Los días se convirtieron en semanas, y las semanas en meses. Demasiados. En el reino aún se ofrecía recompensa para quien diese noticias sobre el paradero del príncipe de Oro, pero la familia real había dado por perdido al muchacho. En el bosque, por su parte, el zorro se resignó a que nadie le encontraría, pues no podía revelar quién era; además, tras enterarse de que el príncipe al que estuvo por pedirle matrimonio había regresado a su propio reino, el animal supo que no habría manera de volver a ser un humano.

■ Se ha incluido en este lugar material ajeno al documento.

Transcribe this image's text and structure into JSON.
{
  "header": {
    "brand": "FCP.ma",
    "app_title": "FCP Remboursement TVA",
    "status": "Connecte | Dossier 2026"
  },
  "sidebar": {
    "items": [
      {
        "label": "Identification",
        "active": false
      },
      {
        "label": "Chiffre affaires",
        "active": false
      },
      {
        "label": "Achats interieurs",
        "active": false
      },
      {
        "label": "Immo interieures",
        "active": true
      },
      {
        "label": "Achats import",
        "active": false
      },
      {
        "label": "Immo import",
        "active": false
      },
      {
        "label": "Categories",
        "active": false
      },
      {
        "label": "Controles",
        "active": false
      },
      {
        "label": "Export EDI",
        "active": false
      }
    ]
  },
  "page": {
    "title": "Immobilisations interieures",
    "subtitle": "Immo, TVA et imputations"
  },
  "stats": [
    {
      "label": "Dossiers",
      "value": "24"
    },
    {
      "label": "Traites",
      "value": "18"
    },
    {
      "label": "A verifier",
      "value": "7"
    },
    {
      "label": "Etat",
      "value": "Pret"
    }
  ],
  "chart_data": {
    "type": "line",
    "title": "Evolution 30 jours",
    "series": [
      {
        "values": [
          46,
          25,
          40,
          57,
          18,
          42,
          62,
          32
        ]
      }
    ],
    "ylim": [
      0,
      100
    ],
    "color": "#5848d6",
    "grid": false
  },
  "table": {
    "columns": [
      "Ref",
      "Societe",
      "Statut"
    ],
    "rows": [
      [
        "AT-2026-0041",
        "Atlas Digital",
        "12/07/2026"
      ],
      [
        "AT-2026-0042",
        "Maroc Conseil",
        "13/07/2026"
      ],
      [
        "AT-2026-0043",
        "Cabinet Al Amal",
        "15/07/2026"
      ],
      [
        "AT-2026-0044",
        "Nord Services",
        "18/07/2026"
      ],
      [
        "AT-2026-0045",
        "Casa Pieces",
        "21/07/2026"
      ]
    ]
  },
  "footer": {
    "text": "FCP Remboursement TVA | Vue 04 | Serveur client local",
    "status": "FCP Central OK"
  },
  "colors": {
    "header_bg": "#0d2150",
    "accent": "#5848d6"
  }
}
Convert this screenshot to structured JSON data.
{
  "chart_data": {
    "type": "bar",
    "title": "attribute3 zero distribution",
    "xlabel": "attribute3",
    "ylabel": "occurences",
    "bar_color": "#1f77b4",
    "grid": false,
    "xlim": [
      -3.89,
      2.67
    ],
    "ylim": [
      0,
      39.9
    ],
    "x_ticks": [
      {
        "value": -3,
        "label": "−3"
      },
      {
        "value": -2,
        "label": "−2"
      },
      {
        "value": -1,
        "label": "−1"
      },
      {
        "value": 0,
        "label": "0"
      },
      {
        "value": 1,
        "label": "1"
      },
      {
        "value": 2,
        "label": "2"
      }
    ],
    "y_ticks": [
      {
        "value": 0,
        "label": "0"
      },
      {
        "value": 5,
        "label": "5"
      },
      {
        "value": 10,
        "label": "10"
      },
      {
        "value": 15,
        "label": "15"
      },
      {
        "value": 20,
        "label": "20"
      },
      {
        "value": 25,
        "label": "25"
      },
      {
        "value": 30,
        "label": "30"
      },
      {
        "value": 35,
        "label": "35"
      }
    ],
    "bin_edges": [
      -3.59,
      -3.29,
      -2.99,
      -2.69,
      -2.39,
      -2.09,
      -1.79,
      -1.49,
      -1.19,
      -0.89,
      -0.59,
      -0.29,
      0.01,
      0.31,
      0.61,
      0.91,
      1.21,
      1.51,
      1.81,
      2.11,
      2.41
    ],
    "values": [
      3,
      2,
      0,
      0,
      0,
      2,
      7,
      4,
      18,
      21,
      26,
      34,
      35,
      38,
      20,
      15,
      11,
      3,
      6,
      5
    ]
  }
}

El destino de la familia real parecía condenado a ser fatídico, con el príncipe desaparecido y la princesa atrapada entre las paredes del Castillo de Oro. Nadie en aquel lugar, ahora triste, contaba con que, en un reino lejano, un pájaro de plumas doradas repentinamente comenzaría a tomar las manzanas de oro que daba el más preciado árbol en el jardín del rey.